I guess it’s a little annoying when a campaign sends out an alert that “WASH POST” has backed its position, and you click through to see through it’s one of the Post’s opinion pieces. But I don’t think that hurts the paper’s reputation. That’s just campaigns pretending that reporters were born yesterday.

Pretty clear, I think, but to lay this out…

1) Rubin hustles and gets face time with Republicans who may limit their time with other reporters. Example: Michele Bachmann, who was extremely judicious about print media access when she ran for president. (Disclosure: I tried to get a little time with Bachmann for a GQ piece, and was politely rebuffed.) Bachmann spoke to Rubin, and the ensuing interview was viral (2,800 Facebook shares) but light on news. An excerpt:

She starts with Gingrich’s debate comments on illegal immigration. “It’s not going to work” with conservatives and in Iowa elsewhere. She also noted, “These are comments the speaker has made before.” She translated his plan as “11 million illegal workers should be made legal.” She add that Gingrich supported the DREAM Act (in the debate Gingrich said he approved of the portion that granted citizenship to those serving in the military). She continued, “He got a D minus” from an anti-illegal-immigration group. (This is NumbersUSA, which gave her the highest grade among GOP presidential candidates, a B minus.) She said emphatically, “I am the consistent conservative.”

She doesn’t stop there. She asserted, “He is the author of the individual mandate.” (Gingrich claims he got the idea from Heritage, but he was certainly an early champion.) She was just warming up. “On TARP he was for the $700 billion bailout while I was working to vote it down — until the Republicans caved.” Next, she recalled, “Newt sat on the couch with Nancy Pelosi. I remember him talking to a group of us in Congress. He said, ‘We’ve lost this issue.’” And then there is Freddie Mac. “He was paid $1.6 to $1.8 million to influence senior Republicans. I was fighting to put [Freddie and Fannie Mae] into receivership.”

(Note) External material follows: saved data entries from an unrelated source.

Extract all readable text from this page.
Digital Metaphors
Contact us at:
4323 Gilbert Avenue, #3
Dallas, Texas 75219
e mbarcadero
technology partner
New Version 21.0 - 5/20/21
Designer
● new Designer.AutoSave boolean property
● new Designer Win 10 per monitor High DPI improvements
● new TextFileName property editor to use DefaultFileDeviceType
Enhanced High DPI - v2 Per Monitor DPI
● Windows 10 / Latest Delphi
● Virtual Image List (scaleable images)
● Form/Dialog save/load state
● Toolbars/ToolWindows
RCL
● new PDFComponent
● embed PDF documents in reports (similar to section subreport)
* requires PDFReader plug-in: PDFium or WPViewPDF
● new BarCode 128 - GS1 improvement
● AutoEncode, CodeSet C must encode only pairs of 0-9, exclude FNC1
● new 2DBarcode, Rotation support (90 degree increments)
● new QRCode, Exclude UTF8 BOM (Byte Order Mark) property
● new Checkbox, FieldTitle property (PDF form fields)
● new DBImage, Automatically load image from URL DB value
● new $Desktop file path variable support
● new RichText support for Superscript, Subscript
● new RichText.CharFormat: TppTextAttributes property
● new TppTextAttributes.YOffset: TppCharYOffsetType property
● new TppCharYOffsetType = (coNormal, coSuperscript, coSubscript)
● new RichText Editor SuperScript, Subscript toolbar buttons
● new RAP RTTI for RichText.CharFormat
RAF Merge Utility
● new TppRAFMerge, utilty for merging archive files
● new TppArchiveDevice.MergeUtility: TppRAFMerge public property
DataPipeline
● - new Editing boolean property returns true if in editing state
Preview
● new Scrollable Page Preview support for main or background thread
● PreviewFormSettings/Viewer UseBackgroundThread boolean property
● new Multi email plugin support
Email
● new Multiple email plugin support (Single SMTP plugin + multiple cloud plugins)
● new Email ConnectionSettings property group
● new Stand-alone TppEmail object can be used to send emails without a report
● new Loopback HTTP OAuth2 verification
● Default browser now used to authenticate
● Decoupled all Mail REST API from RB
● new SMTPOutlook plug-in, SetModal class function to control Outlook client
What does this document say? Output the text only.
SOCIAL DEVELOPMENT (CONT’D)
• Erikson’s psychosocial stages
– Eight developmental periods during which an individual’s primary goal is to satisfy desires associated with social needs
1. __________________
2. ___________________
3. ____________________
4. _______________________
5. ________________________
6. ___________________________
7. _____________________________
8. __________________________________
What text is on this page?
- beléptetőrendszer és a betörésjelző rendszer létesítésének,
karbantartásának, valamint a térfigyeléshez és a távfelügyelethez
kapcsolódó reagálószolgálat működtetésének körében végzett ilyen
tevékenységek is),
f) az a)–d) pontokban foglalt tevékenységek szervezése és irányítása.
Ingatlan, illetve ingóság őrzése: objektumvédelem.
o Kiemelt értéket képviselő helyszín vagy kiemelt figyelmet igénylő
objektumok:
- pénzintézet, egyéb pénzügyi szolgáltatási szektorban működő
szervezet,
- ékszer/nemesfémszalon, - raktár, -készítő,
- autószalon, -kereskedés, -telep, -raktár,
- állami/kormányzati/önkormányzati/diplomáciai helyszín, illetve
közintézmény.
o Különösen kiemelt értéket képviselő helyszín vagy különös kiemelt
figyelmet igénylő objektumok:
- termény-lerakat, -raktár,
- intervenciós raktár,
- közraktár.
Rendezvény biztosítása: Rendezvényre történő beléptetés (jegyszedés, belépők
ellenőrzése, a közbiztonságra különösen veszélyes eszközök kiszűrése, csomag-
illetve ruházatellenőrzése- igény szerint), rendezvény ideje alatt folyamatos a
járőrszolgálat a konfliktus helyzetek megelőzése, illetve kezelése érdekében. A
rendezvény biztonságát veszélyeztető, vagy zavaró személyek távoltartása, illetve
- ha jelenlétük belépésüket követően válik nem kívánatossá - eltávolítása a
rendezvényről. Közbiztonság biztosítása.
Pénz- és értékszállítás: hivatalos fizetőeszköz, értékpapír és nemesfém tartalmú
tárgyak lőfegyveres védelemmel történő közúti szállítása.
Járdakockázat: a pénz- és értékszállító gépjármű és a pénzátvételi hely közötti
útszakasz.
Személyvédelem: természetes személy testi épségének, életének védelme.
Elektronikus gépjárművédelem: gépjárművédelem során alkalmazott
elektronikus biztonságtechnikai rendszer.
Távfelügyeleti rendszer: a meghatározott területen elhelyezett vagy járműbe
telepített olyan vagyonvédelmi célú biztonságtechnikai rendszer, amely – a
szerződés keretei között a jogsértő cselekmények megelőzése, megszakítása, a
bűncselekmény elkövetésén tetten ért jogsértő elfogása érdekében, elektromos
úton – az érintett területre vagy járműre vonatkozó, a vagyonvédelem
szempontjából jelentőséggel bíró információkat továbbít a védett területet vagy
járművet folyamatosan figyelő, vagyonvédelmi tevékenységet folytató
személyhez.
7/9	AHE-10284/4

Do we learn anything here that we didn’t learn in Bachmann’s speeches and debate answers? We don’t get a good sense of the rhythm of the conversation, or when/if ever Bachmann was resorting to cant. So, I figured these interviews would work better as unfiltered Qs and As.

2) Is the Post caving in to conservatives by employing a conservative, pro-Romney blogger? If so, newspapers have been “caving in” to partisans for centuries. Rubin’s blog appears on the Post’s Opinions vertical, a click away from columns by other conservatives. Columnists can be mercurial and change their affinities from one candidate to another. I don’t see this as a huge problem. But – the way campaigns package opinion columns is an intelligence-insulting scam. If you comb TV ads, or if you just look at the links in press email blasts, you see pieces with self-aware biases being presented as the official word of The Washington Post or The New York Times or The Atlantic or Reuters or Forbes. (Especially Forbes, whose acquisition of True/Slant harvested rich gardens of opinion bloggers.) It’s a cheat. But it’s not the columnists’ fault.

*Weigel’s rule of headlines: If there’s a yes/no question, the answer is “no.”